In my last few posts, I have almost exclusively written about mental health. I loved blogging about Heidi Herkes and how her life-changing accident not only affected her state of mind but also her personal style. She found a way to be helpful to others and build a new life and a new identity. You can read Heidi’s story here, it really is remarkable.
This all fine and good but I thought that I should write something about fashion, seeing as this is still a fashion blog and a little variation wouldn’t hurt. I love fashion but not I’m not obsessed with it like I was in my 20s. In years gone by, I would be desperate to see the shows at London Fashion Week and I followed the trends with eager dedication. I’d often wear summer dresses in February and heavy coats in August I was hyper-keen to be the first to wear that season’s new looks. Now I’m older and wiser and I’ve realised that wearing clothes that are wildly inappropriate for the weather makes you look like a dumbass. There’s nothing chic about shivering at a bus stop, wearing a chiffon dress in the snow.
I am still influenced by trends to an extent, but only if they fit into my life and my aesthetic. My clothes have to meet a number of criteria but first and foremost, they have to be comfortable. When I was a fashion editor at an online magazine, I would totter around in spindly high heels, assuming that I needed to look the part in order to meet the demands of the job. For someone as clumsy as I am, this was a perilous endeavour and I frequently suffered spectacular accidents, most notably when I fell down the gangplank of a boat that was jam-packed with the industry’s most beautiful people. I still like a high heel, but I favour chunky ones I can walk in. I’ll occasionally wear a slim, elegant stiletto but only when I know I don’t have to walk too far or brave any seafaring vessels. I’ve realised that wearing comfortable clothing is more stylish than forcing myself into things that are an ordeal to wear. The notion that one has to suffer to be beautiful is nothing less than patriarchal oppression and I want nothing to do with it.

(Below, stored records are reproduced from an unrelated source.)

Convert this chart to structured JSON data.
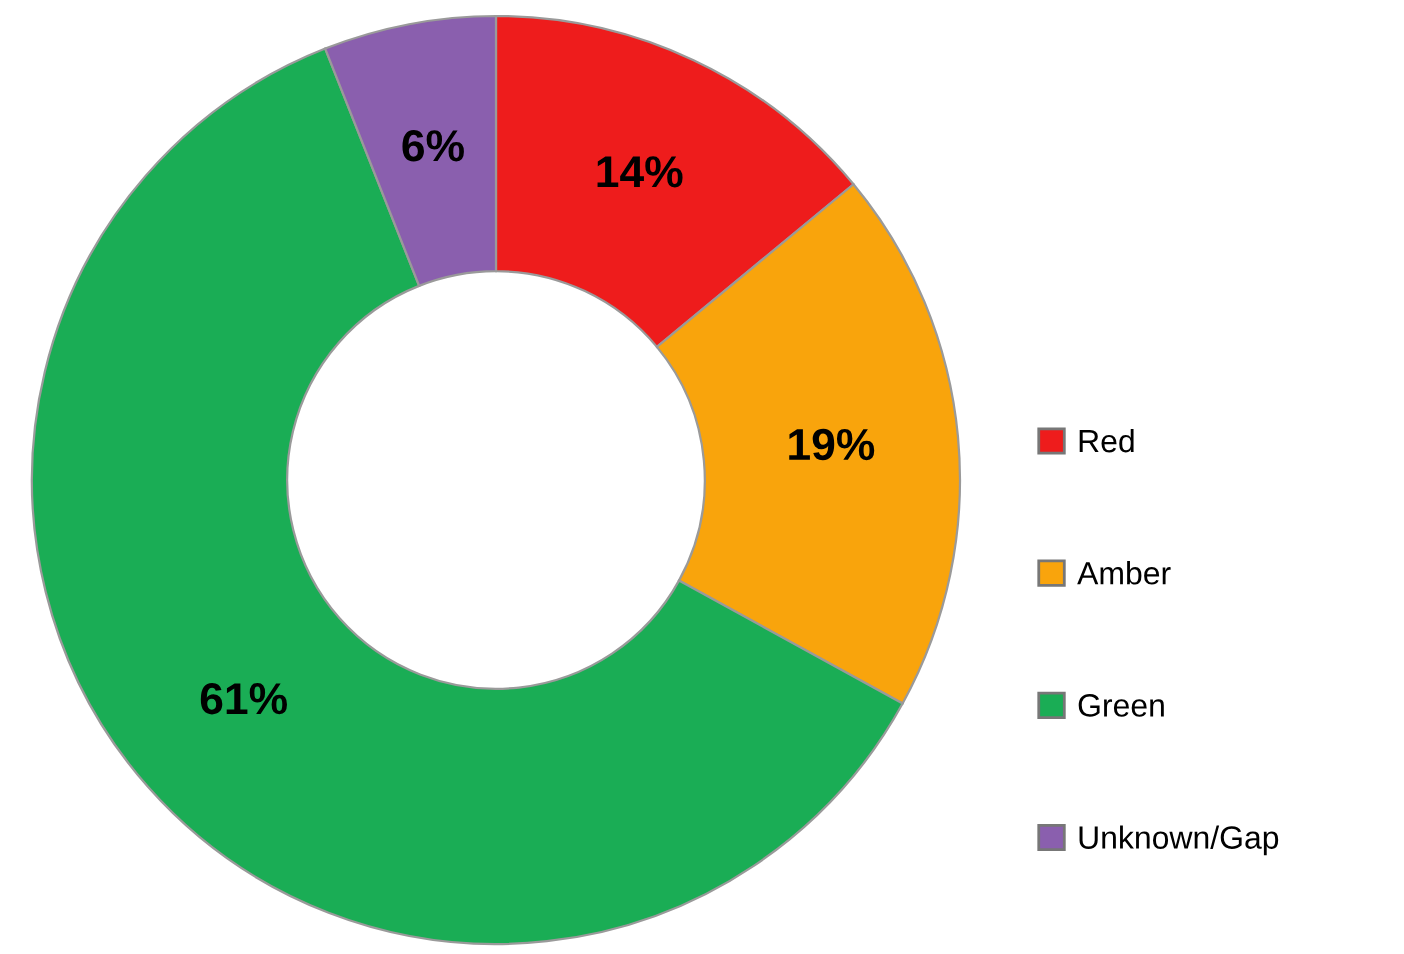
{
  "chart_data": {
    "type": "donut",
    "categories": [
      "Red",
      "Amber",
      "Green",
      "Unknown/Gap"
    ],
    "values": [
      14,
      19,
      61,
      6
    ],
    "colors": [
      "#ee1c1c",
      "#f9a40c",
      "#1aad55",
      "#8a5fae"
    ],
    "value_labels": [
      "14%",
      "19%",
      "61%",
      "6%"
    ],
    "legend": "right"
  }
}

I believe that personal style can be used as a form of self care but clothes should not be impractical or make you feel self-conscious. Waisting money on trendy stuff that won’t be worn more than once and does not make you feel good, is not very self-loving. Not to mention the disastrous effect this kind of over-consumption has on the environment. Sometimes it can be hard to succumb to the pressure when an item is declared to be the ‘in’ thing. In the past I’ve tried to fit into trends that don’t suit me, believing that I had to alter my body in order to conform to some arbitrary fad. When skinny jeans became trendy about 13 years ago, everyone was suddenly wearing them and I felt obliged to join in. I’m quite proud of my legs now because they’re strong and powerful, but squeezing my muscular quads and solid calves into unforgiving skinny jeans makes me feel insecure. I looked at my friends with long, slender legs and I couldn’t help but compare myself unfavourably. This was around the time I was very unwell with an eating disorder. To add fuel to the fire, it was also the era of size zero and the media had a morbid obsession with women who were (probably) not so well themselves. Thankfully there are some more healthy role models these days and I’ve realised that if a trend makes me feel like I should lose weight, it’s probably not for me.
Having a streamlined look simplifies getting dressed. For me, that’s a soft, 70s inspired boho vibe that comprises of mostly dresses and midi skirts with simple accessories. I love a print; floral and animal are my favourites. A good print is also very practical when looking after a toddler as mucky handprints are camouflaged with ease. My look is not particularly edgy and I doubt the street style photographers at Fashion Week would give me a second glance but I don’t care. Getting older has its perks – primarily the liberating delight of giving fewer shits.
This dress from Maje (currently on sale) is a great example of something that is super comfortable and fits in with my look. I don’t usually wear it with these sky high platforms (similar here and here) but it goes great with a pair of espadrilles or Birkenstocks. To me, it’s pretty much perfect; beautiful floaty fabric, intricate print, shirred waist and it can go in the washing machine. What’s not to love? I’d wear this everywhere from playgroup, to dinner with friends or a party.